I do not have all the answers. I do not study the politics of reading or the politics of knowledge production. I am on a journey to understand how I can read in a more meaningful way than I currently do, but some lessons I have learned include:
· Being more reflexive in my approach to reading. I ask myself, who am I in relation to this text? How does my context, position, purpose and history relate or not to what is being written about? How is all of this affecting my reactions to the text? In what ways might I be expecting myself to be the author’s primary, expected reader?
· Being more curious about what I am reading — have I taken time to fully understand where the writer’s ideas come from? What is their context, their material reality, their history? What do they know? Where do they know from?

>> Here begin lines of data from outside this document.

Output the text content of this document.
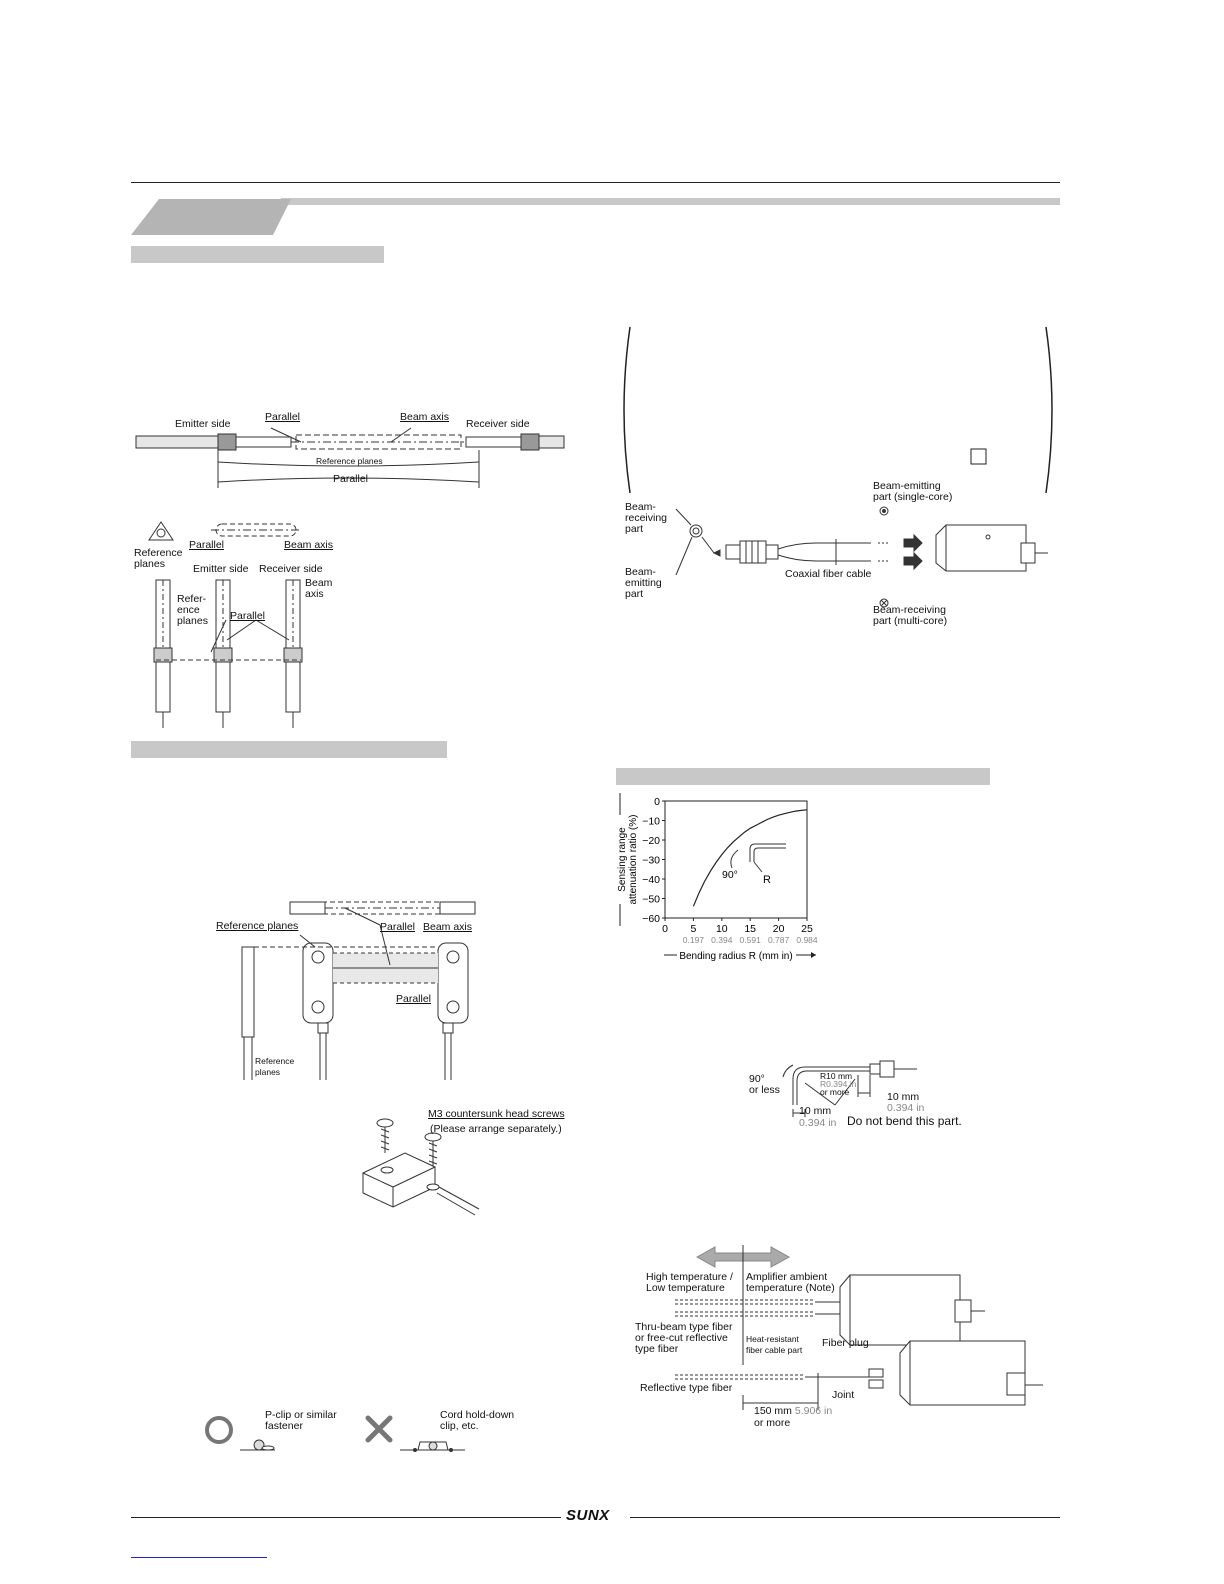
Emitter side
Parallel	Beam axis
Receiver side
Reference planes
Parallel
Reference
planes
Parallel	Beam axis
Emitter side Receiver side
Beam
axis
Refer-
ence
planes Parallel
Reference planes	Parallel Beam axis
Parallel
Reference
planes
M3 countersunk head screws
(Please arrange separately.)
P-clip or similar
fastener
Cord hold-down
clip, etc.
Beam-
receiving
part
Beam-
emitting
part
Coaxial fiber cable
Beam-emitting
part (single-core)
Beam-receiving
part (multi-core)
0
−10
−20
−30
−40
−50
−60
0 5 10 15 20 25
0.197 0.394 0.591 0.787 0.984
Bending radius R (mm in)
Sensing range attenuation ratio (%)	90° R
90°
or less
R10 mm
R0.394 in
or more	10 mm
0.394 in
10 mm
0.394 in Do not bend this part.
High temperature /
Low temperature
Amplifier ambient
temperature (Note)
Thru-beam type fiber
or free-cut reflective
type fiber
Heat-resistant
fiber cable part
Fiber plug
Reflective type fiber
Joint
150 mm 5.906 in
or more
SUNX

· In what ways am I expecting the writer to spoon-feed me? How might I need to take ownership of my own learning journey to expand and build upon the insights the author is sharing with me? This is particularly relevant when it comes to readers who are not affected by intersectional inequalities trying to grapple with understanding intersectionality.
· Avoiding ‘check-box’, superficial modes of reading. Yes, you might have read the black feminist canon — but have you really read it? We all need to… Slow. Down.
· How have I been accountable to the author in the ways in which I’ve read, disseminated and critiqued this text?
· Being hyper-vigilant about practising the politics of citation. The feminist writer Sara Ahmed reminds us: ‘Citation is how we acknowledge our debt to those who came before; those who helped us to find the way’. With this in mind, the precious book mentioned at the beginning of this article is Hope and Rudo Chigudu’s wonderful Strategies for Building an Organisation with a Soul. Please read it.
In her brilliant book, How to Read Now, Elaine Castillo gives us some reading advice. We would all do well to heed it. She urges us:
“to read like a free, mysterious person who was encountering free, mysterious things; to value the profound privacy and irregularity of my own thinking; to spend time in my head and the heads of others, and to see myself shimmer in many worlds — to let many worlds shimmer, lively, in me.”
Leila Billing is co-founder of We Are Feminist Leaders, an initiative that supports individuals and organisations to apply feminist approaches to their ways of working.